JALPAN TEA is an aromatic beverage commonly prepared by pouring hot or boiling water over cured leaves of the Camellia sinensis, an evergreen shrub native to Asia. After water, it is the most widely consumed drink in the world. There are many different types of tea; some teas, like Darjeeling and Chinese greens, have a cooling, slightly bitter, and astringent flavour, while others have vastly different profiles that include sweet, nutty, floral or grassy notes.
It is originated in Southwest China, where it was used as a medicinal drink. It was popularized as a recreational drink during the Chinese Tang dynasty, and tea drinking spread to other East Asian countries. Portuguese priests and merchants introduced it to Europe during the 16th century. During the 17th century, drinking tea became fashionable among Britons, who started large-scale production and commercialization of the plant in India.
JALPAN TEA is the most widely consumed beverage in the world taking only second place to water. Over three million tonnes are grown annually for tea consumers worldwide. The tea plant is an evergreen shrub that provides us with black, white, yellow, and green tea as well as oolong and pu-erh tea. It is the leaves and leaf buds that are commonly used to produce the teas we enjoy. The difference in taste is how they are processed and how long the leaves are left on the shrub before harvesting. The tea plant can live anywhere between 30 and 50 years.
Although the tea plant is most often referred to as being an evergreen shrub, when left in the wild undisturbed it grows into a tree with a bowl-shaped canopy. The bark is rough and typically grey. The tea plant branches with alternate elliptical leaves that are leathery in texture.

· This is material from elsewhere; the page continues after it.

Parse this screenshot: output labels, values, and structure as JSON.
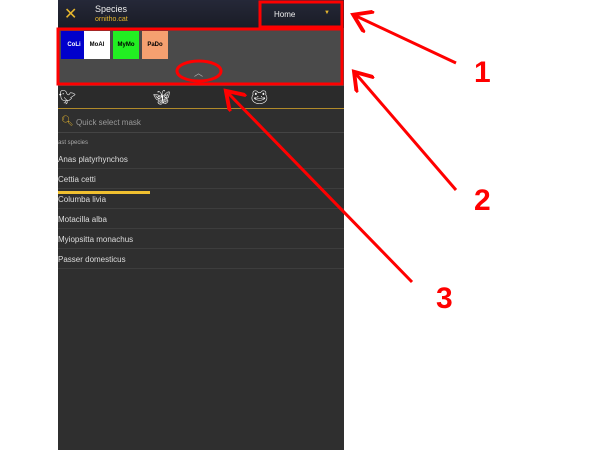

The tea plant’s leaves are dark green with serrated edges, and a pointed tip. They are somewhat oval in shape and alternate. Most leaves tend to have a hairy underside and they usually grow to between 5 and 10 centimetres in length.
Tea leaves can be eaten and in some cases they are recommended to be eaten as opposed to making tea because the nutrient content is much higher when consumed as food. The flowers are edible as well. A clear golden-yellow edible oil resembling sasanqua oil is obtained from the seed (must be refined before ingested).
THE ASSAM PLANT also referred to as Camellia sinensis var. Assamica, is, in fact, can grow into a small tree if left unpruned. It’s leaves are thin, bright, and tend to have a tapering apex.
Over the years, as the complexity of tea production has increased, with rapid changes in the climate and growing market demand for tea across the world, many varietals of the tea plant have been developed. There is also the reason that there is high variability in tea seeds year after years, which does not allow for consistency.
DARJEELING TEA occupies a place of pride for the whole of India. The aroma and taste of Darjeeling orthodox tea is unparalleled in the world. There are a total of 78 tea estates in the hills which have been accorded the status for its produce, as Darjeeling Tea by the Tea Board of India.